[Ffmpeg-devel] fastmemcpy in ffmpeg

Wed Sep 27 14:05:00 CEST 2006

Hi Ulrich,

Ulrich von Zadow wrote:

> I couldn't find the optimized intel code in the downloads - is it
> possible to get it?

Sure, for a start here is AMDs recommmended memcpy routine:
AMDs routine is very good and they even explain the pros and cons a bit.
http://www.greyhound-data.com/gunnar/glibc/memcpy_amd.cpp

I'll try to explain some of the reasons a bit more in detail.
A trivial memcpy routine like this one is bad for a number of reasons.
Example Trivial Byte Copy
void byte_copy(char *source,char *destination, int size) {
     int j;
     for (j=0; j < size; j++) source[j] = destination[j];
}

The main drawbacks are:

- Because of the way a typical copy back cache architecture works,
the destination data will first be read in the CPU only to be discarded 
and immediatly over written. So if you are copying  1 KB from adress $A 
to $B, then the CPU will in fact load 1 KB from $A and load 1 KB from $B 
and save 1 KB to $B.
So you are transfering 3 KB over the bus instead 2 KB.

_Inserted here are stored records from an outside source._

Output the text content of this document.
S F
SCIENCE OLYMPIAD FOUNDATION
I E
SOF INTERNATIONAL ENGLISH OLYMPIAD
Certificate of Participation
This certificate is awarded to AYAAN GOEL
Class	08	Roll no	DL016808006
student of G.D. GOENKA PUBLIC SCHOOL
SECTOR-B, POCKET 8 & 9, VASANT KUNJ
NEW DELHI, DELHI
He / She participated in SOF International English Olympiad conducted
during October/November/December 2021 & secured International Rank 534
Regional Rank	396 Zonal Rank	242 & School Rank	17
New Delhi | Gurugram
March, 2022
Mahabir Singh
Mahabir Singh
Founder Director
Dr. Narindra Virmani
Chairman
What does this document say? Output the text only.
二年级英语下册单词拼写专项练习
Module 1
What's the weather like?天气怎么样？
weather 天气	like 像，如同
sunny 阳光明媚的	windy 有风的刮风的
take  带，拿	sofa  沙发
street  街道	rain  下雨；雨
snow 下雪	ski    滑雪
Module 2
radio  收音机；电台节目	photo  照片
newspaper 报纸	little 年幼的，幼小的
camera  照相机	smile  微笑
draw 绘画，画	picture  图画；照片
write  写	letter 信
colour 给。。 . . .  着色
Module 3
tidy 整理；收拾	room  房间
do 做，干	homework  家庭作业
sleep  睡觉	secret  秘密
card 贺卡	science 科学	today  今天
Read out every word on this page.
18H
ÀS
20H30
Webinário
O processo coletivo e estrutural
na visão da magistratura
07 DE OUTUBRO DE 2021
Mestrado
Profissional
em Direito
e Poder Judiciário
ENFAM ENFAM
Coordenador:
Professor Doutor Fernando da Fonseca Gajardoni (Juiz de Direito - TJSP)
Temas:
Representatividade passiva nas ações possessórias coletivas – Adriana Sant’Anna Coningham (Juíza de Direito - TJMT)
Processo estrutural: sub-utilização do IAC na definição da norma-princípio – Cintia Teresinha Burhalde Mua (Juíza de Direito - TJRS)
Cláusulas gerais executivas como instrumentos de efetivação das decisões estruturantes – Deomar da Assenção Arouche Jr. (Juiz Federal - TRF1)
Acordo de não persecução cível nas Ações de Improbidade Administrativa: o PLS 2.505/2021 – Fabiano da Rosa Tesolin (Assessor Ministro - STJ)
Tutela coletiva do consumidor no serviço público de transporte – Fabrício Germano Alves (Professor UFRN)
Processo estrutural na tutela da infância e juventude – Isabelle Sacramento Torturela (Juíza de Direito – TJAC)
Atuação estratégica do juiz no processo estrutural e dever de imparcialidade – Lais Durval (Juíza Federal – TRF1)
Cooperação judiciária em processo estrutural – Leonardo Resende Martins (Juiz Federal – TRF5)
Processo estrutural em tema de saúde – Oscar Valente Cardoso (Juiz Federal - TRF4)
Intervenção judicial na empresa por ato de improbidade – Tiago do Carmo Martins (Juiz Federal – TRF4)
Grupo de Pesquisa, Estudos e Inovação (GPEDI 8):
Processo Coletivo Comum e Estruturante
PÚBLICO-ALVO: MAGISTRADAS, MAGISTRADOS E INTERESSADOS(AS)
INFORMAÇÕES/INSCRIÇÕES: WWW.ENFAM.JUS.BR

- The memory bus will be badly used.
A trivial memcpy will usually restrict itself by read stalls causing 
'bubbles' on the memory bus. If you stream the source data some cache 
lines in in advance you will usually achive up to 3 times better memory 
read performance and up to 2 times better memory copy performance.
A few CPUs are very smart and will auto innitia ahead memory streaming.
For example the PPC970 (G5) can do this. It will always stream with or 
without manual innition of streaming. For the majority of CPUs (like AMD 
ATHLON family or PPC 7400 G4) the streaming by software will double the 
bus performance.

- Cache trashing, a trivial memcpy will overwrite your CPUs first level 
data cache and your 2nd level cache. If you are copying bigger chunks of 
data, which you don't need to work on immidiately after the copy, like 
copying to a network device or to a GFXcard, then this cache trashing 
has a very negative effect on the system performance. The (negative) 
effect of the cache trashing is easely overlooked when you just 
benchmark the execution time of the memcpy.

If you benchmark different routines, please make sure to run them under 
the same conditions. Some routines take more advantage from a hot cache 
than others. So don't forget to set up the CPU cache in a realistic way 
  or to clean it before testing each routine. Sometimes people forget 
this when benchmarking. :-)

I hope that the link is helpfull for you.

Cheers
Gunnar